Despite its weaknesses, pastors, teachers, parents, and mature Christians should be helped by the content of this book. I was particularly struck by the number of studies that run counter to or refine conventional wisdom or cultural bias on gender issues. For example, have you ever wondered why your daughter draws colorful pictures, but your son at the same age is quite content with scribbling in black. How did you handle the difference. Did you praise your daughter and discipline your son because you didn’t feel he was taking coloring seriously? Maybe you decided that boys develop more slowly than girls, so you just allowed your son more time to develop. The reality is significantly more complicated. Sax illustrates this complexity by pointing to recent studies on the eye in young boys and girls. It turns out that there are larger concentrations of P cells in the eyes of girls and M cells in boys. These differences correspond to proportional differences in cones (wired to detect color and texture) and rods (wired to detect location, direction, and speed) in the eyes of boys and girls. As a result, girls are drawn to differences in color and texture and boys are fascinated by the rapid movement of the crayon across the paper. So how do you handle the difference? There are many ways. Christian wisdom is essential, but the answer is not boy and girls are the same, nor boys develop slower than girls. Your son is developing just as quickly as your daughter, just along a different trajectory. They are wired differently all the way down to the chemistry in their eyes. This is just a small example, but it points to a much more sophisticated understanding of the different developmental patterns in our children. The data still needs Christian truth to be situated and applied appropriately, but I have found it so helpful that I have made it a point to ask my wife, our children’s primary educator, to read it before she starts teaching again. I believe the information in this book will make her a better teacher.

I pray that you might be encouraged to give Gender Matters a read and that God would supply you with sufficient discernment to be undistracted by its shortcomings and to situate its strengths for the benefit of His kingdom and your children.”
Jeff Shamess, wtsbooks.com staff

“Why is Westminster Bookstore promoting a book by an author who endorses Nietzsche, is open to homosexuality and trusts evolutionary theory? We believe that common grace enables the unbeliever to discern truths in our world and that the believer's responsibility is to faithfully examine and evaluate what is said.

Leonard Sax takes recent scientific studies on gender differences in the brain to challenge the reigning belief that "gender blind" or "gender-neutral" teaching is the best way to relate to boys and girls. He further asserts that gender blind teaching actually causes negative gender differences!
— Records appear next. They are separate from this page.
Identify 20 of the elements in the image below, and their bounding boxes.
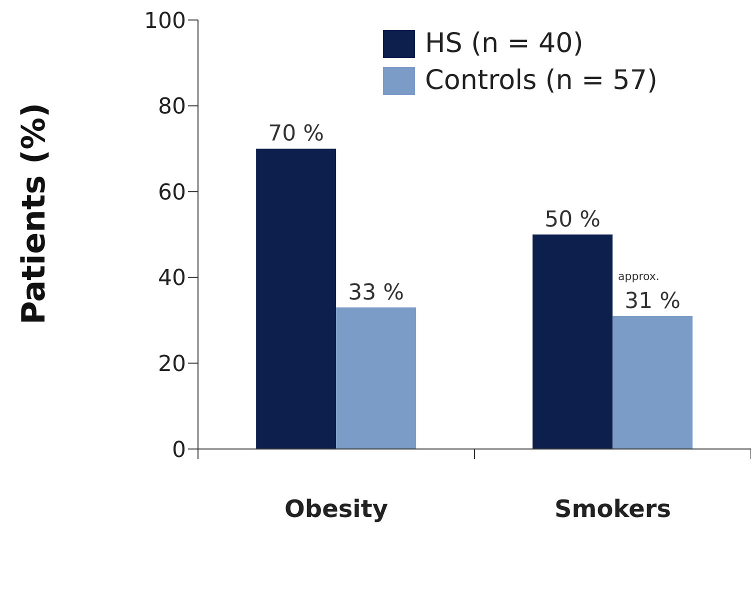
y-tick-label: 100 (144, 8, 186, 34)
bar (256, 148, 336, 449)
data-label: 70 % (268, 122, 324, 147)
bar (612, 316, 693, 449)
y-tick-label: 40 (158, 266, 186, 292)
annotation: approx. (618, 270, 660, 283)
x-tick-label: Obesity (284, 495, 388, 523)
data-label: 50 % (544, 208, 601, 232)
legend-label: Controls (n = 57) (425, 65, 658, 96)
y-tick-label: 20 (158, 352, 186, 378)
data-label: 33 % (348, 280, 404, 306)
x-tick-label: Smokers (554, 495, 671, 523)
bar (336, 307, 416, 449)
legend-label: HS (n = 40) (425, 28, 584, 59)
y-tick-label: 0 (172, 438, 186, 463)
data-label: 31 % (624, 289, 681, 314)
y-tick-label: 80 (158, 94, 186, 120)
bar (532, 234, 613, 449)
y-tick-label: 60 (158, 180, 186, 206)
y-axis-title: Patients (%) (14, 102, 52, 324)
While Sax gives much to evolutionary theory and amoral sexual preferences, he remains pro-parent and is opposed to adolescent and teenage sexual activity. Why Gender Matters is not the first book to turn to for parenting advice, but it does provide supplemental information and insight that will prove helpful to critical readers.”
D. A. Cason, wtsbooks.com staff

“Sax has written an important book about recent scientific research on sex differences. He offers advice for parents and educators on the importance of recognizing and welcoming gender-specific differences in child development. Bucking the sociological trend of blurring gender distinction, Sax explores the relationship between gender and sexual activity as well as parental discipline. Much to be welcomed are some of Sax's arguments for strong gender and age-related discipline in the home, preferring an inductive, reflective method of discipline for girls and "power assertion," including physical restraint and corporal punishment, for boys. While one will certainly not agree with every conclusion, this volume provides a helpful reminder that gender affects every aspect of life and that gender differences need to be enforced in parenting and teaching.”
Oren Martin and Barak Tjader, Writers, Council on Biblical Manhood and Womanhood; (This book review appears in the Annotated Bibliography for Gender-Related Books in 2005, JBMW Volume 11 No. 2.)